Fewer days means fewer opportunities
When the season is flying and retail workers are just trying to survive until its over, fewer days seems like a great benefit. But, if holiday sales start out softer than anticipated, then its time to play catchup and implement plan B or C to get more sales booked. A shorter season means fewer days to actually execute on additional promotions, which could make or break the financials for the year.
How to forecast for a shorter selling season
To set the appropriate forecast for a shorter selling season, gather the following components of the sales forecast:
- The natural increase in sales that the NRF or others are predicting for the entire season YoY, if applicable
- Recent company sales trends, have they been up or down YoY
- If you are an online retailer, expected shipping cut-off dates
- How many fewer days are in the selling season than the previous year
- Last year’s daily sales for the holiday season
- Any other trends that may be occurring that are large enough to impact a sales forecast
The easiest way to put together a forecast is to determine the YoY change in the season’s sales based on the factors above. For example, if sales have been +20% all year, odds are, they will be +20% for the holiday season. Layer on that fact that there may be predictions from the NRF or others, such as an overall growth or decrease in sales.

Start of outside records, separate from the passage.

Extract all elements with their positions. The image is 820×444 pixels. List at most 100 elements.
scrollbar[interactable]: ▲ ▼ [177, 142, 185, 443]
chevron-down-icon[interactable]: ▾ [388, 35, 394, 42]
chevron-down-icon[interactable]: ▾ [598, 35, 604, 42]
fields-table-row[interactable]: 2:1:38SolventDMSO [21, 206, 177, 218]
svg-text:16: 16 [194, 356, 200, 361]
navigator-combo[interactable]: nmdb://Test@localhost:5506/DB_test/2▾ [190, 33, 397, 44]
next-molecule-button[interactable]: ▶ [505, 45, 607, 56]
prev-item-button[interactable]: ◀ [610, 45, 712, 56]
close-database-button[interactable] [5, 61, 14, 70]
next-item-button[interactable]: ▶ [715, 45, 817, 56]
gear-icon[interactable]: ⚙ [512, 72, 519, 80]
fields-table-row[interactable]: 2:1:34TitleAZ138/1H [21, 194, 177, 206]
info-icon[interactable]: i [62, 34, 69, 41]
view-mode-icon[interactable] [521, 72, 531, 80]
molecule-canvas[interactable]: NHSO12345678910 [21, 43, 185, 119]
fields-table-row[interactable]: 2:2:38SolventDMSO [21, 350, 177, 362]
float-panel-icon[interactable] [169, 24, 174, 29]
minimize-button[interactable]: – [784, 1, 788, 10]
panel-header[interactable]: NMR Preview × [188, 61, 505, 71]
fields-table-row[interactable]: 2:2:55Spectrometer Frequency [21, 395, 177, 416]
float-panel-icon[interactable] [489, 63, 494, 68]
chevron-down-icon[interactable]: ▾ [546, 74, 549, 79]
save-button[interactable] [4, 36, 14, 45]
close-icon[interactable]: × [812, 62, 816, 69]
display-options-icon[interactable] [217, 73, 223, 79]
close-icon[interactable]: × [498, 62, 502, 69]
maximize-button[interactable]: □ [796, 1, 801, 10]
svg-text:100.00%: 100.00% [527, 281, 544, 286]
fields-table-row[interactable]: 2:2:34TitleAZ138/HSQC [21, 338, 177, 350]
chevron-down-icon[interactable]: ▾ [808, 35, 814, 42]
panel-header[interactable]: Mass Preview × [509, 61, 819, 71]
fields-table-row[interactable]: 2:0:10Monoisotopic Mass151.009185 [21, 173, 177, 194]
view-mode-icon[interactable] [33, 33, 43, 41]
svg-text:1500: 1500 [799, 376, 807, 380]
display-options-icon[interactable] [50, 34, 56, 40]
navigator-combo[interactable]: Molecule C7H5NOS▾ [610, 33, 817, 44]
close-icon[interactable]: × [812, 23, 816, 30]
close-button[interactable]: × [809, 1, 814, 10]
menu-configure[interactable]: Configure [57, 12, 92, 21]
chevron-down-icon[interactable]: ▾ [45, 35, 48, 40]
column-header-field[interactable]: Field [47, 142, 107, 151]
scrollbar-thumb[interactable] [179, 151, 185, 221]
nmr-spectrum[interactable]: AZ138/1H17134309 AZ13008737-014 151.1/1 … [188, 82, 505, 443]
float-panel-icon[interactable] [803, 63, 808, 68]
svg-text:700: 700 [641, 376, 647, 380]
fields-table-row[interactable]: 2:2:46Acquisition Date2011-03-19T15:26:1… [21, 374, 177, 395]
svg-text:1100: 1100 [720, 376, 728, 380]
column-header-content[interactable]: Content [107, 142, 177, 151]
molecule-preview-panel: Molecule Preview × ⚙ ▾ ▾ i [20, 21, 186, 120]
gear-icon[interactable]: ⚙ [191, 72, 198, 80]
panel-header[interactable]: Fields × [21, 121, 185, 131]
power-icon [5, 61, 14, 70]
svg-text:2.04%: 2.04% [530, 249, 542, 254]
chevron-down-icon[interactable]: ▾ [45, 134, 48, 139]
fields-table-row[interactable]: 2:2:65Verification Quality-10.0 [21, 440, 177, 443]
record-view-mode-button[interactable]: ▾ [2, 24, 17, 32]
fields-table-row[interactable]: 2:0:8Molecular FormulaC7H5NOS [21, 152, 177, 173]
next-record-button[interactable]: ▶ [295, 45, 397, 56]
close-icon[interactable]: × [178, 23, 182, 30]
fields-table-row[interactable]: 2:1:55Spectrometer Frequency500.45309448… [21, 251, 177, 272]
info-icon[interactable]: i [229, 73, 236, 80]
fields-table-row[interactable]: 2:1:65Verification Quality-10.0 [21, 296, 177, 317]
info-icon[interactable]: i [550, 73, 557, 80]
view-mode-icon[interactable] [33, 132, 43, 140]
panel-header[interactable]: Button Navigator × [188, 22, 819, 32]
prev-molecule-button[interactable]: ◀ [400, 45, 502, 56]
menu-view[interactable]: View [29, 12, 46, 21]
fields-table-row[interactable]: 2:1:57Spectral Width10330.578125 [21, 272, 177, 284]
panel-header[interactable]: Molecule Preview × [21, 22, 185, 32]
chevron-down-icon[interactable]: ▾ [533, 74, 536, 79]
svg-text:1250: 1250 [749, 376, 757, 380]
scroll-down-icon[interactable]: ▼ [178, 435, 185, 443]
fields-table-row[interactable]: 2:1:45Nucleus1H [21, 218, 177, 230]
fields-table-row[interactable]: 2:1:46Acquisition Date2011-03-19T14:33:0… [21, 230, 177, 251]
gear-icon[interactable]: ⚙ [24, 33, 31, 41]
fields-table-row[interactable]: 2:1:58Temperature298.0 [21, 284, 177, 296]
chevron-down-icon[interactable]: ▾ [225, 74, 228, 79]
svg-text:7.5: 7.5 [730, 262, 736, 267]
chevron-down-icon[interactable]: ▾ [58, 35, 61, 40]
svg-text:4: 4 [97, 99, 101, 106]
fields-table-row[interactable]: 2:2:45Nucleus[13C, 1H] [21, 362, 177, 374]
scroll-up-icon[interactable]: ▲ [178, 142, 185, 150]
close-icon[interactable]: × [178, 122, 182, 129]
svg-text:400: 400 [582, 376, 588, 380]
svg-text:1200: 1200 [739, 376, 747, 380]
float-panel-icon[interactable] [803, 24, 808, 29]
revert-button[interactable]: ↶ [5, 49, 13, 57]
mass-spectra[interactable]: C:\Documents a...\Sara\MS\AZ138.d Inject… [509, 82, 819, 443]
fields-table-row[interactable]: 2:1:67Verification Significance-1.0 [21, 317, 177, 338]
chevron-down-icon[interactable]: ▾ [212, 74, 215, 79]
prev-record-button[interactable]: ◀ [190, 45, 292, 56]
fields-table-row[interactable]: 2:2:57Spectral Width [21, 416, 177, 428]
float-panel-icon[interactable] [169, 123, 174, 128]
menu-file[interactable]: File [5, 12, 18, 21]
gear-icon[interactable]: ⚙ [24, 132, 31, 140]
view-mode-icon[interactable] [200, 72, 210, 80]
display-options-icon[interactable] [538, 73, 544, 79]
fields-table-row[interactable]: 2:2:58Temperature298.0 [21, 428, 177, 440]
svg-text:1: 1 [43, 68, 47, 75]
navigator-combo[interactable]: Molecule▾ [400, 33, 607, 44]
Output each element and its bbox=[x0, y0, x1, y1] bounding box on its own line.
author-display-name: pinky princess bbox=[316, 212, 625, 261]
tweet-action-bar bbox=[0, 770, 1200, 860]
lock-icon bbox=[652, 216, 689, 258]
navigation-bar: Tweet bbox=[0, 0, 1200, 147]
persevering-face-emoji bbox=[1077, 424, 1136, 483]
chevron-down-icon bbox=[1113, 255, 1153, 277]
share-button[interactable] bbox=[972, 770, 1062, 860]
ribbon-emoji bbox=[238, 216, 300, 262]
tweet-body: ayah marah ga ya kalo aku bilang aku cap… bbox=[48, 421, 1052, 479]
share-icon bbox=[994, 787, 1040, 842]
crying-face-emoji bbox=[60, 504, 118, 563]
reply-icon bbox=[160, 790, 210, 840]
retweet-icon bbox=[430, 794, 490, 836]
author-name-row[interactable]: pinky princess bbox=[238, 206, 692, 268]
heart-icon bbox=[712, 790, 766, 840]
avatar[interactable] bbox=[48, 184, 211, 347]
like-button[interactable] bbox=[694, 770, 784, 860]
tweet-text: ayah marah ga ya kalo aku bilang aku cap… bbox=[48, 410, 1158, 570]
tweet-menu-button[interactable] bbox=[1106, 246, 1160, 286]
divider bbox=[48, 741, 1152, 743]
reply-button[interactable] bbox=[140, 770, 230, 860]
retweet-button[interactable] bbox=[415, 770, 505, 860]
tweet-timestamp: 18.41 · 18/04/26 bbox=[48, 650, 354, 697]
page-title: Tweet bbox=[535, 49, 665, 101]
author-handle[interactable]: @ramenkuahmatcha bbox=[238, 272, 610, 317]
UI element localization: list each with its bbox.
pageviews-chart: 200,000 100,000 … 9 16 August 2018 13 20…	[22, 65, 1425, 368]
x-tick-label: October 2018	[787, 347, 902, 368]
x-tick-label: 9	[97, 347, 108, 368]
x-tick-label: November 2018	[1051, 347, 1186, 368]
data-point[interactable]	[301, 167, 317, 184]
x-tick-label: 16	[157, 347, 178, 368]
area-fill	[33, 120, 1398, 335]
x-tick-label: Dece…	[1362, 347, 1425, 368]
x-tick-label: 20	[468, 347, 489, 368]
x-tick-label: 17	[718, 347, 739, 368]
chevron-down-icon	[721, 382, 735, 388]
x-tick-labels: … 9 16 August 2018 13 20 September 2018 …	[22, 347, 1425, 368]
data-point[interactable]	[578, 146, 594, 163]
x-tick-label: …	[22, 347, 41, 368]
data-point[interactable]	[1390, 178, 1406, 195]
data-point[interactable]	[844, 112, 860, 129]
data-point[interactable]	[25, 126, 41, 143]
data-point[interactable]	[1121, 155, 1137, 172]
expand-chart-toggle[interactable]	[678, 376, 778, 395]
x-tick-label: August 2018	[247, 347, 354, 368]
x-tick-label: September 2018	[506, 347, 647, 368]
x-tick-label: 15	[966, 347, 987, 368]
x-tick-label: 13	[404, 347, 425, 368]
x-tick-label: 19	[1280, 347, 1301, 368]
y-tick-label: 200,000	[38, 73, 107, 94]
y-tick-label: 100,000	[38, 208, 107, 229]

Let’s walk through an example.
Company X has been having a great year and sales have consistently been +25% YoY. Last holiday season, Company X generated $800,000 in sales over the 30-day promotion period. They expect to continue their success and see a 25% increase in holiday sales, so their sales forecast this year is for $1,000,000. If there were the same number of days in this year’s promotion period, they could just apply a 25% increase to each days’ sales over last year and the forecast would be done. However, this year there are 23 days in the promotion period.
The $1,000,000 in sales must then be spread across 23 days instead of 30 to arrive at a daily forecast. This means each actual day is going to be much higher than 25% because more sales will need to occur each day to achieve the 25% seasonal growth. To simplify even further, let’s assume that consumers shop equally each day of the promotion.
How to forecast for a longer selling season
A longer selling season will go through a similar exercise as above. It depends how much longer the season is. In the case of the holiday season, 2020 will have 2 extra days between Thanksgiving and Christmas than it did in 2019.
Sticking with Company X from the example above, if sales were going to be forecasted as flat YoY in 2020, then that $1,000,000 would be spread across 25 days instead of 23.
Not All Promotions are equal
The Q4 holiday season is unlike others. Consumers tend to trend in the same way and it is the time of year that the most people are doing the most shopping. Because of the cultural norms to both give gifts and wait to make large purchases for this period, and because the season is anchored by two key national holidays, it is more predictable as to how consumers will respond.
The same methodology of shortening or increasing a promotion length during other times of the year that are specific to your business may not be the same. The general principles apply, but consumers may not be as apt to act exactly the same way this year as last year for a different sale period.
Always remember that forecasting is both art and science.